~RS Kartika Betari
Sesampai di rumah sakit, mereka pun turun dari mobil kemudian melihat Reza sudah menunggu di lobby.
“Mas,” sapa Agistha saat sudah dihadapan Reza lalu ia pun mencium punggung tangan Reza dan Reza pun tersenyum sambil mencium kening Agistha.
“Duh pengantin baru, gak kuat dah liatnya,” celetuk Riko sambil terkekeh.
“Iri bilang Ko! Makanya cepat halalin Kania biar gak usilin kebucinan gue sama Agis yang hakiki ini,” ucap Reza ketus sementara Riko hanya menghela nafasnya.
“Za, kamar papah ada di nomor berapa?” tanya Rachima mengalihkan pembicaraan karena jika Reza dan Riko sudah beradu argumen bisa panjang urusannya.
“Oh iya mah, ayok ikut Reza mah,” kata Reza mengajak Rachima dan juga Riko, Kania serta Agistha.
Reza pun langsung menarik tangan Agistha dan menggenggamnya seolah tak ingin Agistha berjauhan
dengannya.
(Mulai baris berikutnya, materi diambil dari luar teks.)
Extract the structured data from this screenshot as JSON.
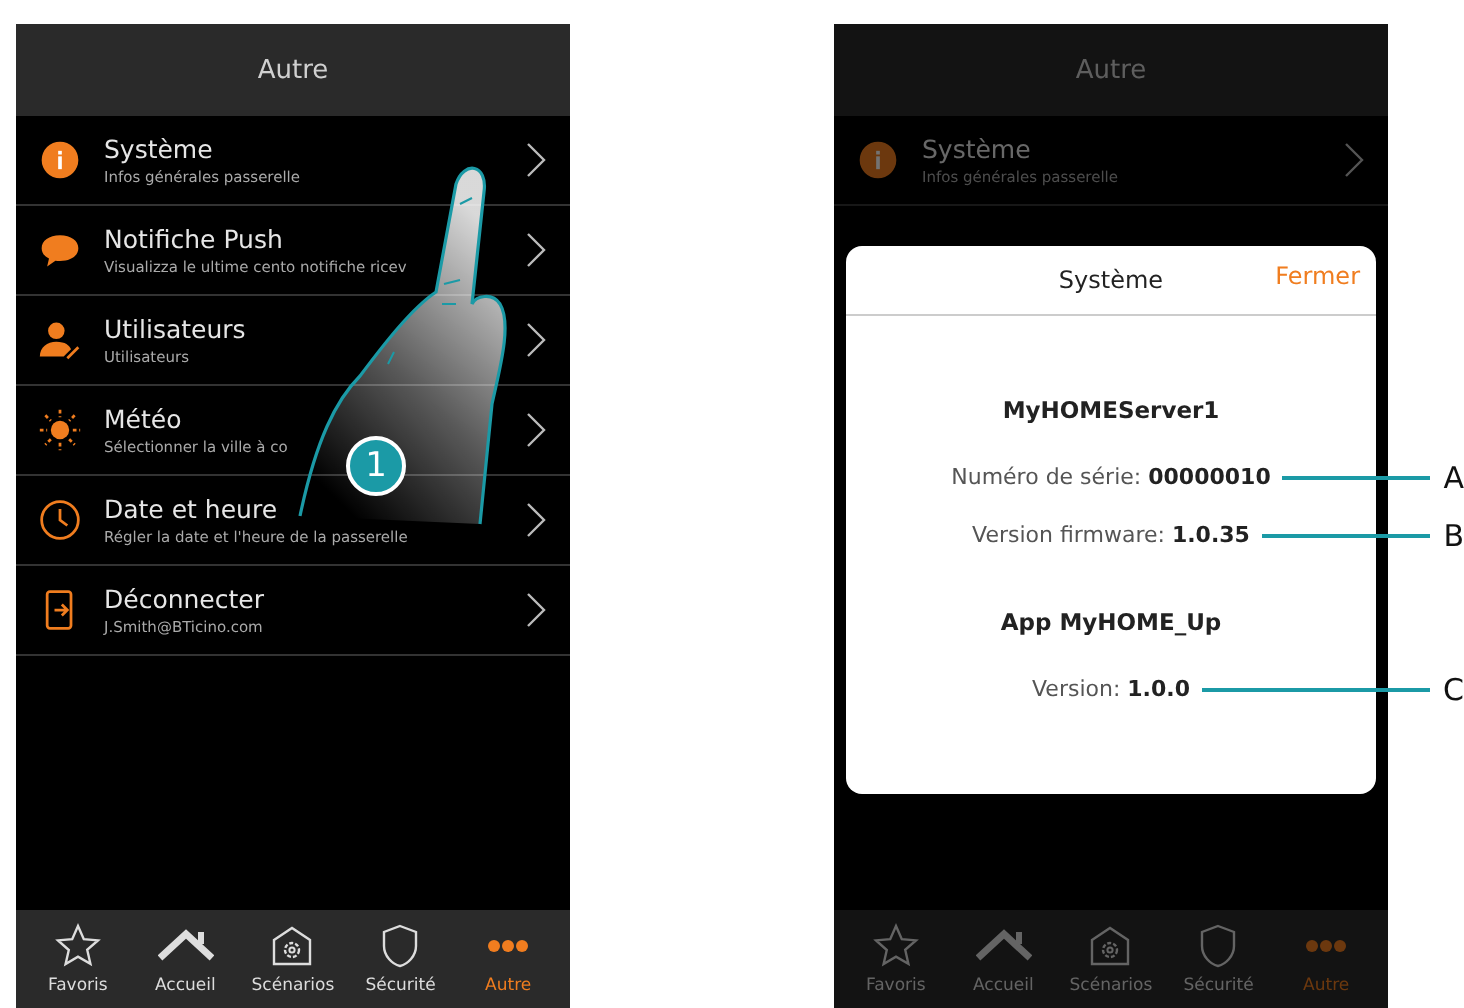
{
  "left_screen": {
    "dimmed": false,
    "header": {
      "title": "Autre"
    },
    "menu_items": [
      {
        "title": "Système",
        "subtitle": "Infos générales passerelle"
      },
      {
        "title": "Notifiche Push",
        "subtitle": "Visualizza le ultime cento notifiche ricev"
      },
      {
        "title": "Utilisateurs",
        "subtitle": "Utilisateurs"
      },
      {
        "title": "Météo",
        "subtitle": "Sélectionner la ville à co"
      },
      {
        "title": "Date et heure",
        "subtitle": "Régler la date et l'heure de la passerelle"
      },
      {
        "title": "Déconnecter",
        "subtitle": "J.Smith@BTicino.com"
      }
    ],
    "tab_bar": [
      {
        "label": "Favoris",
        "selected": false
      },
      {
        "label": "Accueil",
        "selected": false
      },
      {
        "label": "Scénarios",
        "selected": false
      },
      {
        "label": "Sécurité",
        "selected": false
      },
      {
        "label": "Autre",
        "selected": true
      }
    ]
  },
  "step_badge": "1",
  "right_screen": {
    "dimmed": true,
    "header": {
      "title": "Autre"
    },
    "menu_items": [
      {
        "title": "Système",
        "subtitle": "Infos générales passerelle"
      }
    ],
    "dialog": {
      "title": "Système",
      "close": "Fermer",
      "device_name": "MyHOMEServer1",
      "device_fields": [
        {
          "label": "Numéro de série:",
          "value": "00000010",
          "callout": "A"
        },
        {
          "label": "Version firmware:",
          "value": "1.0.35",
          "callout": "B"
        }
      ],
      "app_name": "App MyHOME_Up",
      "app_fields": [
        {
          "label": "Version:",
          "value": "1.0.0",
          "callout": "C"
        }
      ]
    },
    "tab_bar": [
      {
        "label": "Favoris",
        "selected": false
      },
      {
        "label": "Accueil",
        "selected": false
      },
      {
        "label": "Scénarios",
        "selected": false
      },
      {
        "label": "Sécurité",
        "selected": false
      },
      {
        "label": "Autre",
        "selected": true
      }
    ]
  }
}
Rachima melihat perlakuan Reza terhadap Agistha tersenyum bahagia. Tak lama sampailah di depan kamar rawat Rukman, mereka pun masuk kedalam. Rukman yang sedang bersantai sambil menonton televisi langsung menoleh ke pintu kamarnya yang terbuka, senyumnya langsung mengembang saat ia melihat Rachima yang muncul dari balik pintu tesebut.
“Assalamualaikum, pah,” ucap Rachima yang berjalan menghampiri Rukman diikuti yang lainnya.
Rachima mencium punggung tangan Rukman, “bagaimana keadaan papah sekarang? apa masih ada yang terasa sakit?” tanya Rachima dengan raut wajah yang dipenuhi kekhawatiran.
Rukman menggelengkan kepalanya, “papah sudah lebih baik kok mah sekarang,” jawab Rukman tersenyum.
Beberapa saat kemudian dokter pun masuk ke dalam kamar rawat inap Rukman untuk memeriksakan kembali kondisi Rukman.
“Permisi bapak dan ibu, saya mau periksa kondisi pasien terlebih dahulu ya, mohon menunggu di balik tirai,” ucap dokter tersebut dengan raut wajah yang ramah.
“Baik dokter,” kata Rachima dan mereka pun menunggu di balik tirai sesuai permintaan dokter tersebut.
“Oh iya mas ini pakaian gantimu, lebih baik mas membersihkan diri dulu setelah itu ganti pakaian mas dengan yang aku bawa,” ucap Agistha pada Reza sambil memberikan paper bag yang telah ia siapkan sejak dirumah.
“Oke sayang tapi temenin ya,”bisik Reza namun tersengar oleh Riko yang berada dibelakangnya.
“Ehem, rumah sakit Za,” ucap Riko berdehem dan Reza hanya memutar malas bola matanya setengah.
Namun Reza tidak menghiraukan perkataan Riko, ia malah menarik tangan Agistha dan menuntunnya hingga di depan kamar mandi.
“Sayang kamu tunggu disini ya, aku ganti baju dulu,” ucap Reza setelah sampai di depan kamar mandi dan Agistha pun mengangguk.
Tak lama Agistha menunggu, akhirnya Reza keluar dari kamar mandi yang sudah berganti pakaiannya dan memerikan pakaian kotor kepada Agistha.
“Sayang tolong aku lipatkan pakaian kotor ini dan masukkan ke dalam paper bag ya,” ucap Reza dengan nada merengek. Agistha hanya menggeleng-gelengkan kepalanya.
“Iya mas,” jawab Agistha dengan senyumannya.
__ADS_1
“Kenapa mas Reza semenjak menikah jadi seperti bayi besar seperti ini?” tanya Agistha dalam hatinya.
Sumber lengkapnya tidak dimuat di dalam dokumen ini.